2019 IIHF U18 World Championship

Tournament details
- Host country: Sweden
- Venues: 2 (in 2 host cities)
- Dates: 18–28 April
- Teams: 10

Final positions
- Champions: Sweden (1st title)
- Runners-up: Russia
- Third place: United States
- Fourth place: Canada

Tournament statistics
- Games played: 31
- Goals scored: 233 (7.52 per game)
- Attendance: 36,485 (1,177 per game)
- Scoring leader: Jack Hughes (20 points)

Awards
- MVP: Cole Caufield

Official website
- IIHF.com

= 2019 IIHF World U18 Championships =

The 2019 IIHF U18 World Championship was the 21st such event hosted by the International Ice Hockey Federation.
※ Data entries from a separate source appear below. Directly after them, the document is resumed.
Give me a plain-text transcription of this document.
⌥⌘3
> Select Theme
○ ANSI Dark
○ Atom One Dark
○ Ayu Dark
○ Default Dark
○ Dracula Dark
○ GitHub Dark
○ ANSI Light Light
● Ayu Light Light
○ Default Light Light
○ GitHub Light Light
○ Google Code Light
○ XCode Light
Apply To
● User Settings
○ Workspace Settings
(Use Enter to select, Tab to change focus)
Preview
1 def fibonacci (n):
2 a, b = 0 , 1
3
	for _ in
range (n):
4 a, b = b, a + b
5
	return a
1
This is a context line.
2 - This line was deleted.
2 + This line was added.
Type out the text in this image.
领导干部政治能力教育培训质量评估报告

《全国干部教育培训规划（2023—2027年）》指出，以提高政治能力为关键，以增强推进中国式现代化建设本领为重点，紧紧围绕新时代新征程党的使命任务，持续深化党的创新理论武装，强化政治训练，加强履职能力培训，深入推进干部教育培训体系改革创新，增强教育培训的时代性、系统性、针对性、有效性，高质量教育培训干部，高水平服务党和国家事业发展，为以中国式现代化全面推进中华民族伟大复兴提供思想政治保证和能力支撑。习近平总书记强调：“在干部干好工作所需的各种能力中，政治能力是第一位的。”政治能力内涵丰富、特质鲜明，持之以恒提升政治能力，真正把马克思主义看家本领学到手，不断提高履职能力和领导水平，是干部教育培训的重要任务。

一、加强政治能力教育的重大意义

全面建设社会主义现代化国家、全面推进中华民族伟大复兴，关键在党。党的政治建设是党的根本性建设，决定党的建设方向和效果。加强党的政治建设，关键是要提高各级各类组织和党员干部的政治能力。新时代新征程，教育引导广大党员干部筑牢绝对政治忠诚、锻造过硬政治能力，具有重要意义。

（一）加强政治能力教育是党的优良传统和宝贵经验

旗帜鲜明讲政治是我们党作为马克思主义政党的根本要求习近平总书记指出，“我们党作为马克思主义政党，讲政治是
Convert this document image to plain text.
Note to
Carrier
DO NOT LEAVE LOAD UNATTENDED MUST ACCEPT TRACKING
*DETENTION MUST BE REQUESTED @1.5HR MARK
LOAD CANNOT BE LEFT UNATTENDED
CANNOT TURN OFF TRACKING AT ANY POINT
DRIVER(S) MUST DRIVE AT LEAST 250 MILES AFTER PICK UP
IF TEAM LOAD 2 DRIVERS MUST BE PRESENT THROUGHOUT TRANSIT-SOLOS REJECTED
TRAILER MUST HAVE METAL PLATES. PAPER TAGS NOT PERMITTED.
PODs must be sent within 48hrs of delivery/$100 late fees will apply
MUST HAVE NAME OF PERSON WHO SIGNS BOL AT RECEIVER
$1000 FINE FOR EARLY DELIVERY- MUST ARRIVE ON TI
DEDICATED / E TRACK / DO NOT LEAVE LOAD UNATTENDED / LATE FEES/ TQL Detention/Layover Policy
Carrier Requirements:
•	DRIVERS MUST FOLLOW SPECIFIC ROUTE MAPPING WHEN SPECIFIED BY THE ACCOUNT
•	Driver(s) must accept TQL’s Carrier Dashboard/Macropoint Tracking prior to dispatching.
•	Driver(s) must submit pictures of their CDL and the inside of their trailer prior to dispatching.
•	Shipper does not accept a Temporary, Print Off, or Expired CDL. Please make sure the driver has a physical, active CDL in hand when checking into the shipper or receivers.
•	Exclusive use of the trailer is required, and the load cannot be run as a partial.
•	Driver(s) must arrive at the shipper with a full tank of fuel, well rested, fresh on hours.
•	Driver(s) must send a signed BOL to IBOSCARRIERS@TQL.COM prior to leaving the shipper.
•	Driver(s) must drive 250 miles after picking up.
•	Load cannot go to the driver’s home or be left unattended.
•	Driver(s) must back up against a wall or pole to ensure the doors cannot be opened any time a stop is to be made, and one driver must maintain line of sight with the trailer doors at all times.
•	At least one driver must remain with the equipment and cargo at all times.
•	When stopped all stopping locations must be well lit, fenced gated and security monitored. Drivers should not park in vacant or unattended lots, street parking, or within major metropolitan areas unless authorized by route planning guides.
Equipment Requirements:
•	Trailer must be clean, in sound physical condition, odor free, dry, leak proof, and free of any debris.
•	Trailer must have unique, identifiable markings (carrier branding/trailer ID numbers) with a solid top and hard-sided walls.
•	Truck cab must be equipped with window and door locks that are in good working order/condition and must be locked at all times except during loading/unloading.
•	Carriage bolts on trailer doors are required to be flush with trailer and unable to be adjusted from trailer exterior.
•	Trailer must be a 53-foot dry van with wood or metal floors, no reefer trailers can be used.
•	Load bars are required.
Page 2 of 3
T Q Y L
Teams participated at several levels of competition. The competition also served as qualifications for the 2020 competition. One national team, Luxembourg, returned to play in the World Championships for the first time since playing in the 2000 European qualification tiers.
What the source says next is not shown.